A professora da disciplina de Psicologia Social, Aline Bogoni Costa, salienta que o contexto prisional e os centros socioeducativos brasileiros têm inúmeros desafios para superar, tais como: a superlotação; a restrição de investimentos e a consequente precariedade estrutural; a ineficácia, em muitos casos, do processo de desenvolvimento e ressocialização, que deveriam promover.
— A visitação possibilitou conhecimento aos acadêmicos de uma realidade diferenciada daquela que estão acostumados a ter contato por meio da mídia, pois os espaços são diferenciados — avalia a professora.
Atualmente, o Complexo tem uma população de 2,1 mil presos, sendo que mais de 65% estão aptos a trabalhar e exercem atividades. Aline detalha que, no local, estão instaladas 22 unidades fabris, que possibilitam trabalho e renda para a população carcerária. A penitenciária do regime fechado segue padrões internacionais de segurança.
Segundo a coordenadora do curso de Psicologia da Unoesc São Miguel do Oeste, Lisandra Antunes de Oliveira, a visita é importante para os acadêmicos conhecerem a realidade da profissão de psicólogo no sistema prisional e para vivenciar realidades distintas.
O coordenador do curso de Psicologia da Unoesc Pinhalzinho, professor Álvaro Cielo Mahl, destaca que é fundamental a atuação do psicólogo nesses locais. Ele acrescenta que é importante que os presos tenham acompanhamento psicológico, uma vez que eles passam por diversos problemas físicos, psicológicos e, muitas vezes, têm uma vida conturbada.

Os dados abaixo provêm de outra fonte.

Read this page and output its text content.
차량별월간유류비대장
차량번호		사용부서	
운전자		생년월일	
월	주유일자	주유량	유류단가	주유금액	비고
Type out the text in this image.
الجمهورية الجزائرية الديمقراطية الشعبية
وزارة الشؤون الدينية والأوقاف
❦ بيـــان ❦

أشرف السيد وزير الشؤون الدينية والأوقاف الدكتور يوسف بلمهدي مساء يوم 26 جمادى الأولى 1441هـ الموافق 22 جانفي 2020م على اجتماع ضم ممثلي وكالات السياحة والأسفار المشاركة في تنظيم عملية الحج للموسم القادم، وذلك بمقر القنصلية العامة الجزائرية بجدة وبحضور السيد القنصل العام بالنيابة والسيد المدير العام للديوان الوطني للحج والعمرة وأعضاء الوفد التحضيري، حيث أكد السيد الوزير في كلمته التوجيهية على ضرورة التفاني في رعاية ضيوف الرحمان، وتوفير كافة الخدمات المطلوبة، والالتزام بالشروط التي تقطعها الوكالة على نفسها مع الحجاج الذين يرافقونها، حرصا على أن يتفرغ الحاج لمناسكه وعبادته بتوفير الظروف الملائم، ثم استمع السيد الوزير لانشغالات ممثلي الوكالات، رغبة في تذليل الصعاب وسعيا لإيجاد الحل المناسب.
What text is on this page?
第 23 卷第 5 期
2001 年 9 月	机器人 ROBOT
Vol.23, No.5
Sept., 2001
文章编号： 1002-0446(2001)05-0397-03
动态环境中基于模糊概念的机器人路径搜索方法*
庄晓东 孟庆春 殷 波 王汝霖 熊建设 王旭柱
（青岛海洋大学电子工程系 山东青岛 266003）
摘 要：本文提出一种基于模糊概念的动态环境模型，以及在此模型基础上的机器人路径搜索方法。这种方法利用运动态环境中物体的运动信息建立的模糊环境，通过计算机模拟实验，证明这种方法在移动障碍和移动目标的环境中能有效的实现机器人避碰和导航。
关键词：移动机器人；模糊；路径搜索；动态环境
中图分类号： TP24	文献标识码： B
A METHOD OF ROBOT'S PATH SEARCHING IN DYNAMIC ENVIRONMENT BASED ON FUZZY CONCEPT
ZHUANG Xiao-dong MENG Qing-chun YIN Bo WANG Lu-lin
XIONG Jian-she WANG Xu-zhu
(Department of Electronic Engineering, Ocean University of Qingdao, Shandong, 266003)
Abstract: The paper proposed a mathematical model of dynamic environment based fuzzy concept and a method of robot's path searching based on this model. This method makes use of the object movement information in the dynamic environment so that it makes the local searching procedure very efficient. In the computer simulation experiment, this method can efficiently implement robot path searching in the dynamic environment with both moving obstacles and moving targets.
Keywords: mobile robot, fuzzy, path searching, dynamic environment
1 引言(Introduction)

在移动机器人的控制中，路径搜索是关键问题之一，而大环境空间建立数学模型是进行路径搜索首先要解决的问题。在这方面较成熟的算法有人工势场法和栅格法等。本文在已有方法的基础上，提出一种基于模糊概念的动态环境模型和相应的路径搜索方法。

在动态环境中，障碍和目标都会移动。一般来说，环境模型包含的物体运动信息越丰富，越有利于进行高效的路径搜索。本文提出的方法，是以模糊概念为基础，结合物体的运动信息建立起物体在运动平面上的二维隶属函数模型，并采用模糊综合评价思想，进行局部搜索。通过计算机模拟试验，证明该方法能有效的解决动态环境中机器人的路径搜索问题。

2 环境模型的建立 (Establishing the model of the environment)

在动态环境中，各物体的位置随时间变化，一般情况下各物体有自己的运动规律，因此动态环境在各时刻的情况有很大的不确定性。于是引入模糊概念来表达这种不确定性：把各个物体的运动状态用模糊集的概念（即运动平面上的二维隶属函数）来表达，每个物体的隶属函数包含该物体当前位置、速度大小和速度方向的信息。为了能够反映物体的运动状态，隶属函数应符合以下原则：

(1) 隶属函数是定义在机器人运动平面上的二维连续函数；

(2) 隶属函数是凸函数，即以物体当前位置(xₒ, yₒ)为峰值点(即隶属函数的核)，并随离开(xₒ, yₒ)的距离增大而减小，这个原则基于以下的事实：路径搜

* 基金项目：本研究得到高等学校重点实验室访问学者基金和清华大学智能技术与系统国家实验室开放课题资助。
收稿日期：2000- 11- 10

A acadêmica Ana Júlia Pelinson conta que, durante a visita, teve a oportunidade de aprofundar seus conhecimentos.
— Pudemos conhecer a realidade dos presidiários e entender a importância da atuação do psicólogo na penitenciária e no Casep. A experiência foi indescritível e será importante para termos um diferencial na nossa futura atuação como psicólogos — conclui a acadêmica.